Lakoff, G. & Johnson, M. (1999). Philosophy in the Flesh, The Embodied Mind and its Challenge to Western Thought, New York, USA: Basic Books.

  1. Ignacia Arteaga

    Xavi. Si lo pensamos desde la ética ambiental, estás en lo correcto: de no existir una diferencia sustancial entre la especie humana y otras especies, dado es continuo evolutivo y fisiológico que compartimos con algunos, la idea de superioridad del hombre está construida sobre una premisa sin fundamento. Ahora bien, más allá (o acá) que el lenguaje sea corporeizado como lo exponen en lingüística cognitiva (sí!, yo también leí a Lakoff y pensadores similares), podríamos decir que lo que nos queda de superiores es que seríamos capaces como especie de tener un “sentido de responsabilidad”, lo que se traduciría en un comportamiento ético no sólo entre pares sino extra-especies. Dime qué opinas de eso. Un beso y felicitaciones por el artículo.

  2. Xaviera Ringeling

    Estimada Nacha:

    Gracias por tu comentario. Mi opinión sobre lo que propones es la siguiente. Si bien estoy de acuerdo en cuanto a que una de las diferencias que todavía podemos marcar entre animales no humanos y humanos es el “sentido de responsabilidad” de los últimos, no creo que esta diferencia nos haga superiores de una manera que sea éticamente relevante.

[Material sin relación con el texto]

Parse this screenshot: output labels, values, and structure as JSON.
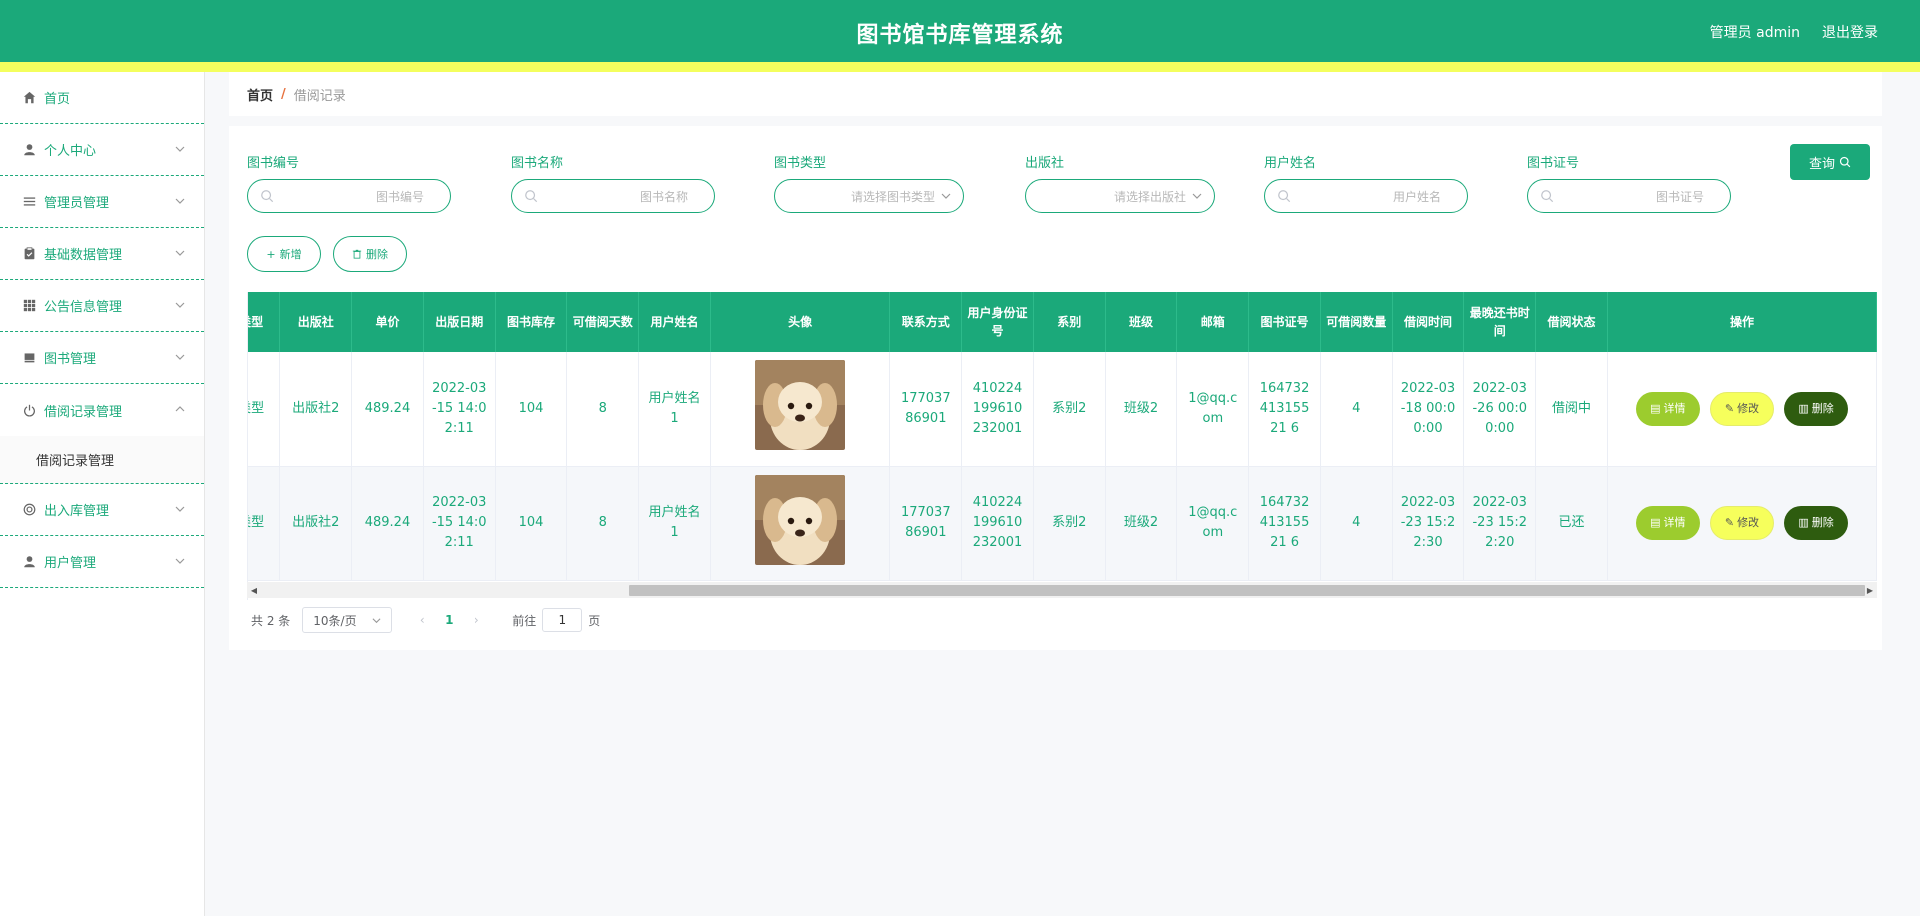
{
  "header": {
    "title": "图书馆书库管理系统",
    "user": "管理员 admin",
    "logout": "退出登录"
  },
  "sidebar": {
    "items": [
      {
        "label": "首页",
        "icon": "home-icon"
      },
      {
        "label": "个人中心",
        "icon": "user-icon"
      },
      {
        "label": "管理员管理",
        "icon": "list-icon"
      },
      {
        "label": "基础数据管理",
        "icon": "clipboard-icon"
      },
      {
        "label": "公告信息管理",
        "icon": "grid-icon"
      },
      {
        "label": "图书管理",
        "icon": "book-icon"
      },
      {
        "label": "借阅记录管理",
        "icon": "power-icon"
      },
      {
        "label": "出入库管理",
        "icon": "circle-icon"
      },
      {
        "label": "用户管理",
        "icon": "user-icon"
      }
    ],
    "sub_item": "借阅记录管理"
  },
  "breadcrumb": {
    "home": "首页",
    "sep": "/",
    "current": "借阅记录"
  },
  "filters": [
    {
      "label": "图书编号",
      "placeholder": "图书编号"
    },
    {
      "label": "图书名称",
      "placeholder": "图书名称"
    },
    {
      "label": "图书类型",
      "placeholder": "请选择图书类型"
    },
    {
      "label": "出版社",
      "placeholder": "请选择出版社"
    },
    {
      "label": "用户姓名",
      "placeholder": "用户姓名"
    },
    {
      "label": "图书证号",
      "placeholder": "图书证号"
    }
  ],
  "buttons": {
    "query": "查询",
    "add": "新增",
    "delete": "删除"
  },
  "table": {
    "headers": [
      "类型",
      "出版社",
      "单价",
      "出版日期",
      "图书库存",
      "可借阅天数",
      "用户姓名",
      "头像",
      "联系方式",
      "用户身份证号",
      "系别",
      "班级",
      "邮箱",
      "图书证号",
      "可借阅数量",
      "借阅时间",
      "最晚还书时间",
      "借阅状态",
      "操作"
    ],
    "rows": [
      [
        "类型",
        "出版社2",
        "489.24",
        "2022-03-15 14:02:11",
        "104",
        "8",
        "用户姓名1",
        "",
        "17703786901",
        "410224199610232001",
        "系别2",
        "班级2",
        "1@qq.com",
        "16473241315521 6",
        "4",
        "2022-03-18 00:00:00",
        "2022-03-26 00:00:00",
        "借阅中"
      ],
      [
        "类型",
        "出版社2",
        "489.24",
        "2022-03-15 14:02:11",
        "104",
        "8",
        "用户姓名1",
        "",
        "17703786901",
        "410224199610232001",
        "系别2",
        "班级2",
        "1@qq.com",
        "16473241315521 6",
        "4",
        "2022-03-23 15:22:30",
        "2022-03-23 15:22:20",
        "已还"
      ]
    ],
    "actions": {
      "detail": "详情",
      "edit": "修改",
      "delete": "删除"
    }
  },
  "pagination": {
    "total": "共 2 条",
    "page_size": "10条/页",
    "current": "1",
    "goto": "前往",
    "goto_value": "1",
    "page_unit": "页"
  },
  "colors": {
    "primary": "#1ba97a",
    "stripe": "#f4ff5e",
    "detail": "#9ccc2e",
    "edit": "#f6ff5c",
    "delete": "#2e5c0f"
  }
}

En otras palabras, pienso que el hecho de ser capaces de tener un comportamiento ético no nos hace más merecedores de valor y respeto moral. Los niños y los enfermos mentales, como los animales, tampoco son capaces de un comportamiento ético y no por ello merecen menos respeto y consideración que los adultos. Nuestro sentido ético puede ser visto como superior desde otras perspectivas, pero no desde la perspectiva del respeto y la consideración que merecemos.
    Espero haber captado la dirección de tu pregunta, cuéntame si no fue así.
    Un abrazo,

    Xaviera

    • Ignacia Arteaga

      Jajaja.
      En ningún momento pensé que merecíamos más respeto al hablar de nuestra capacidad de comportamiento ético (sabiendo que existen formas de comportamiento cooperativo en especies animales). Probablemente fue porque no me expresé bien. Pensaba más bien que la capacidad de reflexionar acerca de la cagada que estamos dejando es un “valor” que debiésemos aprovechar, no para justificarnos sino para actuar. Pero estoy de acuerdo, eso no nos hace superiores en el sentido que tú mencionas. Mejor es no hablar de superioridad.

      Un beso

  3. Xaviera Ringeling

    Aaaaaaaaaaaa ya entiendo a lo que ibas… Claro esas capacidades “superiores” o al menos más desarrolladas nos debieran llevar a un comportamiento más cuidadoso con los animales y el medioambiente en general, no a justificar nuestras conductas destructivas. Estoy totalmente de acuerdo contigo. Disculpa que no haya captado el punto de tu primer comentario, en verdad no creía que pensaras así, pero pensé que querías que ahondara un poco más en el argumento.